The ordinance requires all residential projects to designate 15 percent of units as affordable. However, developers have proposed other “alternative equivalents” to that requirement, including paying an in-lieu fee. All proposals have been considered on a case-by-case basis.
“I’d like to be as open minded as we can possibly be to get as much housing as we can,” said Council Member Jessica Abrams.
Since the ordinance was adopted in 2007 only a handful of alternative proposals have been approved, according to a staff report. The most recent being Coburn Crossing, which agreed to make its housing units 100 percent deed restricted to locals in perpetuity, but with no affordability caps.

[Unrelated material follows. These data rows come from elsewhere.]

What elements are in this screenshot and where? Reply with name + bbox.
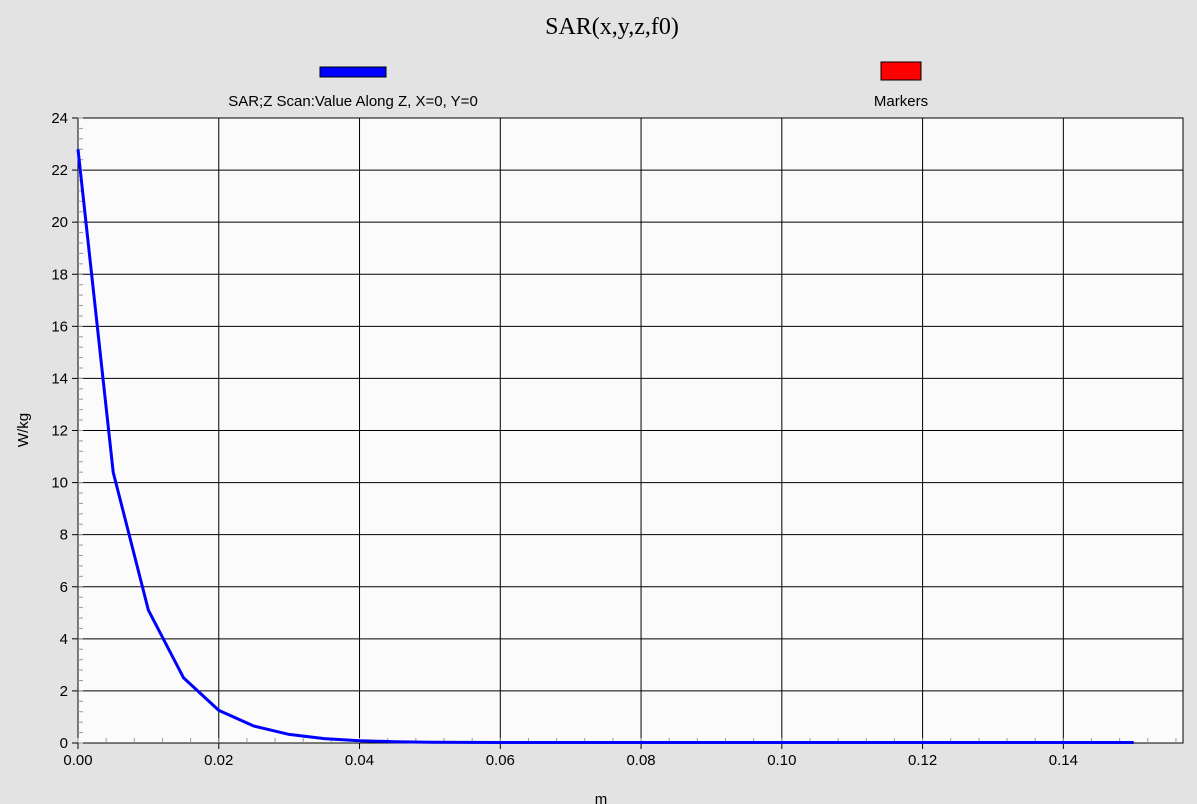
y-axis-label: W/kg [15, 413, 32, 447]
y-tick-label: 0 [60, 735, 68, 752]
x-tick-label: 0.08 [626, 752, 655, 769]
y-tick-label: 22 [51, 162, 68, 179]
x-tick-label: 0.14 [1049, 752, 1078, 769]
x-tick-label: 0.12 [908, 752, 937, 769]
y-tick-label: 4 [60, 631, 68, 648]
legend-label-markers: Markers [874, 93, 928, 110]
x-tick-label: 0.00 [63, 752, 92, 769]
y-tick-label: 8 [60, 527, 68, 544]
x-axis-label: m [595, 791, 608, 804]
legend-swatch-markers [881, 62, 921, 80]
y-tick-label: 16 [51, 318, 68, 335]
chart-title: SAR(x,y,z,f0) [545, 14, 679, 40]
legend-swatch-series [320, 67, 386, 77]
x-tick-label: 0.04 [345, 752, 374, 769]
y-tick-label: 6 [60, 579, 68, 596]
y-tick-label: 24 [51, 110, 68, 127]
y-tick-label: 10 [51, 475, 68, 492]
legend-label-series: SAR;Z Scan:Value Along Z, X=0, Y=0 [228, 93, 478, 110]
x-tick-label: 0.06 [486, 752, 515, 769]
y-tick-label: 14 [51, 370, 68, 387]
y-tick-label: 18 [51, 266, 68, 283]
y-tick-label: 2 [60, 683, 68, 700]
y-tick-label: 20 [51, 214, 68, 231]
x-tick-label: 0.02 [204, 752, 233, 769]
y-tick-label: 12 [51, 423, 68, 440]
x-tick-label: 0.10 [767, 752, 796, 769]
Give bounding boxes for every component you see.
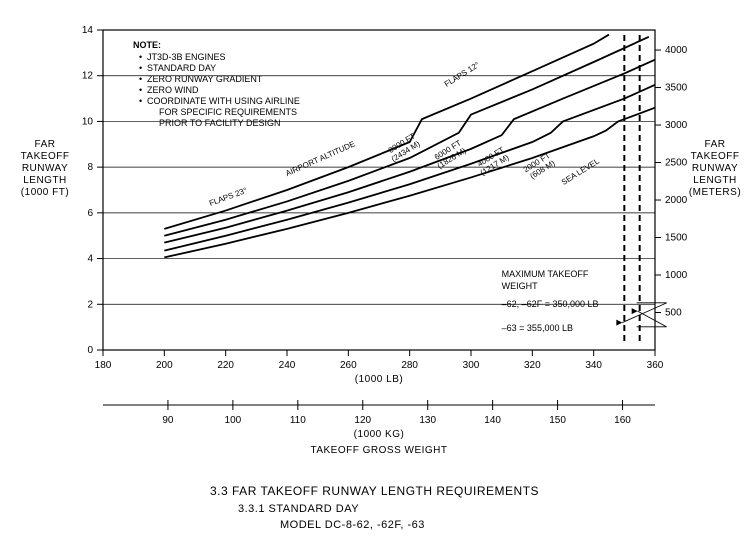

According to a staff report, several developers have asked if a variety in length of deed restrictions can be considered an alternative equivalent. Council Member Anna Klovstad said a deed restriction would only solve part of the problem.
“I’m not comfortable saying as a broad stroke we’d allow locals only as the equivalent,” said Klovstad. “I’d agree that a short term 10- to 15- to 20-year deed restriction is not really satisfying,” she said. “Our need for housing isn’t going to change in 10, 15, 20 years.”
Other developers have proposed building smaller units that are affordable by design but are reluctant to deed restrict or commit to price levels.
“All housing is equally important but we definitely have to focus on our achievable or below,” said Polivy, adding that any deed restriction should be at least 25 years.
Affordable housing is defined by the town as units affordable to extremely low-income households up to above moderate income households.
An extremely low income household is defined as a household earning a gross income of no more than 30 percent of the median income while above moderate income households earn no more than 160 percent of the median income. Very low income households earn no more than 50 percent of the median income and low income households earn no more than 80 percent of the median income.
Since the town adopted its inclusionary housing ordinance several projects have been constructed. Currently there are 611 affordable housing units in Truckee that are either constructed, being built or approved. Out of the town’s 13,232 units, the 611 affordable units make up 4.6 percent of the housing stock.
Since the housing ordinance was passed in 2007, 137 affordable units have been built.
The 349 affordable units that have been built include 92 units at Hennes Flats, 50 of which are for very low income households, and the 31 very low income units at Frishman Hollow. Other projects that provide housing for low income households are the Sierra Village Apartments, Truckee Pine Apartments, Truckee Donner Apartments, River View Homes and Stoneridge.
MORE ON THE WAY?
There are 262 affordable units currently being built. These include 138 units at Coburn Crossing, 77 units at the Artist Lofts and 48 units at Coldstream. Only the 55 units at the Artist Lofts, part of the downtown Railyard project, are suitable for extremely low or very low income households.
According to a staff report, there is a significant shortage in the availability of affordable units for extremely-low to moderate income households. This could be due to the lack of diversity in housing, as 84 percent of Truckee’s housing stock is single family residential.
A 2016 regional housing study reported that the region lacked 12,160 units to serve the local workforce. Of those units, 57 percent are needed for low income households.
While the Mountain Housing Council has established a policy to broaden the definition of affordable housing to include local achievable housing, the town has not yet adopted a broader definition of affordable housing.